As we're wrapping up our household shower meeting last night--Yeah, thanks for the pointers, Joe. I'll go work those up and get back to you-- I reach down to turn the water off. Our shower faucet is of the two-knobbed ilk, one for hot water and one for cold. So I reach down and (I know you see this one coming) obviously turn the cold water completely off, leaving us both to get doused in a blindingly rageful stream of boiling water. Except see, I was closer to and facing the faucet and so am only receiving glancing blows of boiling water off my backside; Special Ed, on the other hand, is getting it full frontal. His exit from the shower is blocked because our sink juts out right next to the shower on his end, and he can't get to the faucet because I'm in the way. And I am paralyzed with, well, with retardation. Special Ed's screaming "Turn it off! Turn it off!" and somehow my mind registers all the blame for this calamity on the FAULTY PIPES rather than my bungling hands, and resign myself to the fact that there is nothing to be done about all this boiling water except maybe make a really huge pot of tea later on.

So what do I do? To the man to whom I have pledged my love, life, and loyalty? To the man with whom I have sat through Biker Boyz and who has sat through Ken Burns' Civil War with me? The man who actually once said to me, while I was out of town, that he missed having my feet in his lap? Well, obviously, I bail. I get the fuck out of there and leave my sweet husband to perish, melting into a little blue-eyed melted man.

But Special Ed has the will to survive! By God, and by Gloria Gaynor, he will! He will not have his life ended this way. No, not this day! And so, The Little Ed That Could revs up his engine and attempts to leap out of the shower. Through the closed shower curtain. And he is not a flexible man. But he is wet and slippery. He took out the shower curtain (and by took out, I mean ripped the whole damn pole down) and somehow ended up on his back on the floor of the bathroom with his lower legs still bent over the lip of the tub. Oh, and also, he was naked.

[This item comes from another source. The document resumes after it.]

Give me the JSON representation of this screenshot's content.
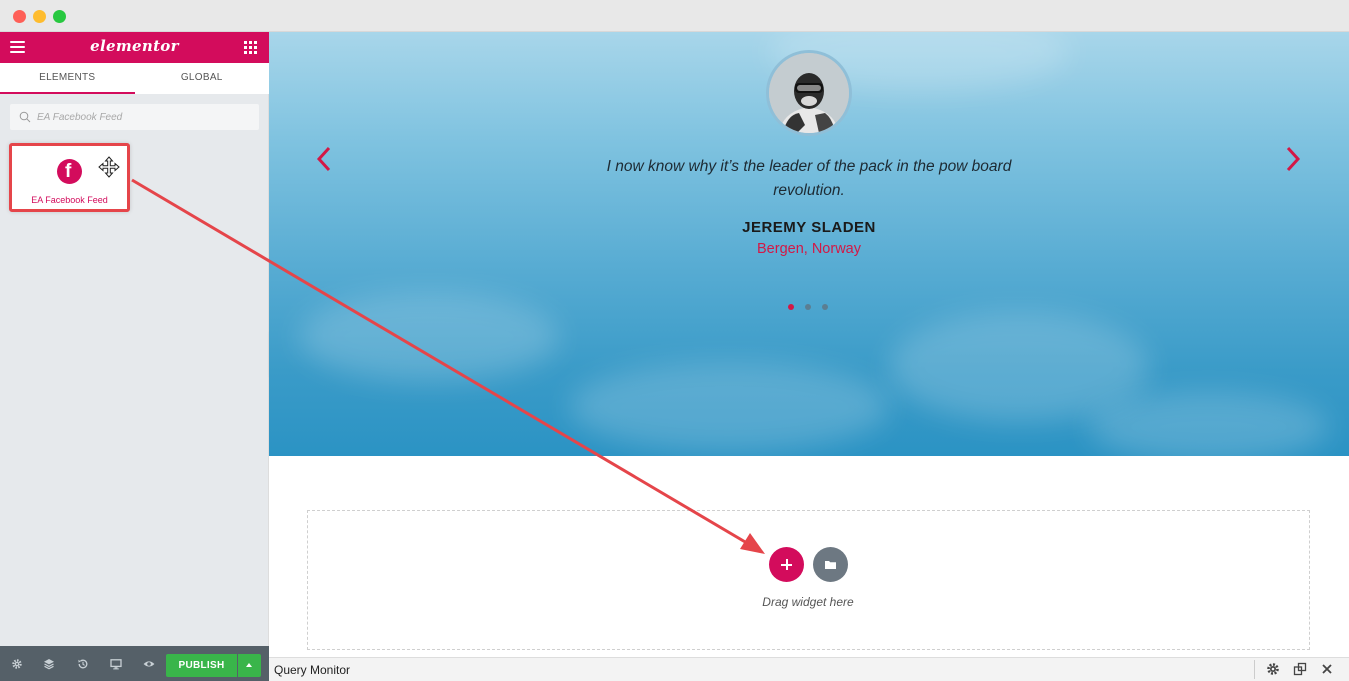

And I laughed. Oh, I am the worst wife ever invented. But then I laughed some more. And then I leaned over and shut the shower off. Because in the end, neither the shower nor the pipes were trying to murder us by scalding (though that would make a mean Law and Order: SVU). No, apparently there was no plot against us, except for the plot God set in motion when he neglected to provide me with crisis-management skills.

Happy Anniversary, honey. It's been six months of wedded bliss today. Bet you just can't wait to see what comes next.